20 When you arise, O Lord,
you will laugh at their silly ideas
as a person laughs at dreams in the morning.
21 Then I realized that my heart was bitter,
and I was all torn up inside.
22 I was so foolish and ignorant—
I must have seemed like a senseless animal to you.
23 Yet I still belong to you;
you hold my right hand.
24 You guide me with your counsel,
leading me to a glorious destiny.
25 Whom have I in heaven but you?
I desire you more than anything on earth.
26 My health may fail, and my spirit may grow weak,
but God remains the strength of my heart;
he is mine forever.
27 Those who desert him will perish,
for you destroy those who abandon you.
28 But as for me, how good it is to be near God!
I have made the Sovereign Lord my shelter,
and I will tell everyone about the wonderful things you do.
Haley Courtney, a member of our worship team shares her favorite psalm(s)
Here are some additional resources we recommend as we reflect on the Psalms this summer:
The Gospel In A Pluralist Society by Leslie Newbigin. How does the gospel relate to a pluralist society? What is the Christian message in a society marked by religious pluralism, ethnic diversity, and cultural relativism? Should Christians encountering today's pluralist society concentrate on evangelism or on dialogue? How does the prevailing climate of opinion affect, perhaps infect, Christians' faith?
This thoughtful book is written by a thoughtful and compassionate Anglican pastor who served 30 years as a missionary in India. A provocative book written way ahead of its time.

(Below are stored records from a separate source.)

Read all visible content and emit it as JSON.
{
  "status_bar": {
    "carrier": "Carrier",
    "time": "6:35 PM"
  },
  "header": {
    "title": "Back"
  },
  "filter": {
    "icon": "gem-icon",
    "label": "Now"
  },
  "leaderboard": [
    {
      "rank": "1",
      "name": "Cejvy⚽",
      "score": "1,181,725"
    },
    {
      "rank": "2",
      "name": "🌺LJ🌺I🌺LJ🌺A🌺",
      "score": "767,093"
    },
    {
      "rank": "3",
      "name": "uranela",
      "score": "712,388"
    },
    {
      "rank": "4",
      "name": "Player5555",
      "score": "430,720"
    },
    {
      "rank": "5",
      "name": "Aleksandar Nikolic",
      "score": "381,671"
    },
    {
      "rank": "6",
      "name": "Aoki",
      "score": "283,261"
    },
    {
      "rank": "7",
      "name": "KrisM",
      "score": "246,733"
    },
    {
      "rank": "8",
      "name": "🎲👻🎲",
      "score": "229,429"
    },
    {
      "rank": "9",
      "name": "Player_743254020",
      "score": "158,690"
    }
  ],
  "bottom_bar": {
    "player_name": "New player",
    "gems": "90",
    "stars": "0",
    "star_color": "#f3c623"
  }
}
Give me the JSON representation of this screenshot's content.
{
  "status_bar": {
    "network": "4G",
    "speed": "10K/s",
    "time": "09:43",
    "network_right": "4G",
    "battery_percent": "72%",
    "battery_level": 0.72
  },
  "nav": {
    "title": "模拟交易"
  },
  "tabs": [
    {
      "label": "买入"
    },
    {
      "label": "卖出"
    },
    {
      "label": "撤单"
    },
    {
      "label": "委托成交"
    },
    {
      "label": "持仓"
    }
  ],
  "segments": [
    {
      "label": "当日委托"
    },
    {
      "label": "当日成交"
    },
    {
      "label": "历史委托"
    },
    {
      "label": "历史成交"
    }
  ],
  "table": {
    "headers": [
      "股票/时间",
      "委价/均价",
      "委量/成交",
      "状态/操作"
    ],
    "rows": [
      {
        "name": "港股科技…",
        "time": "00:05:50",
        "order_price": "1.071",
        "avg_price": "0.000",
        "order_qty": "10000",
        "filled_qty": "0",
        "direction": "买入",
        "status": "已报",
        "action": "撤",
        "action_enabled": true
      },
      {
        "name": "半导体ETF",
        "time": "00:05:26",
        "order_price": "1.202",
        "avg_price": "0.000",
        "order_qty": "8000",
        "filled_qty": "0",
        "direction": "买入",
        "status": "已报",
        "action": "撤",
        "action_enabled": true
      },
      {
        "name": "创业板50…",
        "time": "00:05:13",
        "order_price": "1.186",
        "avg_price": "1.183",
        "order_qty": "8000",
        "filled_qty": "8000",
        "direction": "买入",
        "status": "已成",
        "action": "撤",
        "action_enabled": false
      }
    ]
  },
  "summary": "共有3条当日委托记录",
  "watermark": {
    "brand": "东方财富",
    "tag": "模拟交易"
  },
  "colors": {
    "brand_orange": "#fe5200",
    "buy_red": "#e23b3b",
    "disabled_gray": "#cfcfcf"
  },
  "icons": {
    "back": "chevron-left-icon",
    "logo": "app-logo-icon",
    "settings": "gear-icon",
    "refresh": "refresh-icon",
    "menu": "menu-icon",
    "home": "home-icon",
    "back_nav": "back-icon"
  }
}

The Next Christendom and The New Faces of Christianity, both by Philip Jenkins, look at the impact of the new reality: the center of the Christian faith is no longer north of the equator and represented in the "West". It has moved to the global south (of the equator). What will be the impact worldwide when Africa may emerge as the largest Christian continent? Already churches south of the equator are now the largest "sending" churches in the world.
Reflections on the Psalms by C. S. Lewis. This little gem "makes clear their significance in our daily lives, and reminds us of their power to illuminate moments of grace as they teach us about God, Scripture, and the significance of faith." Also available as an audible book.
A Long Obedience In the Same Direction by Eugene Peterson. This book looks at the Psalms 120-134 -- known as the Psalms of Ascents. This grouping of songs were song as people made their way to Jerusalem for the great festivals. Peterson's exposition is moving, theological, and substantial. Also available as an audible book.
Perseverance: A Long Obedience in the Same Direction is a bible-study based on Psalms 120-134 and Peterson's book. You could use this alone or with others for a summer "Songs of Summer" study/daily devotions.
31 Days to Get the Message: Psalms and Proverbs by Eugene Peterson. The books of Psalms and Proverbs are presented in a thirty-one day audible devotional format. The readings are taken from Peterson's dynamic translation of the Psalms and Proverbs. This might help jumpstart or refresh your devotional habits.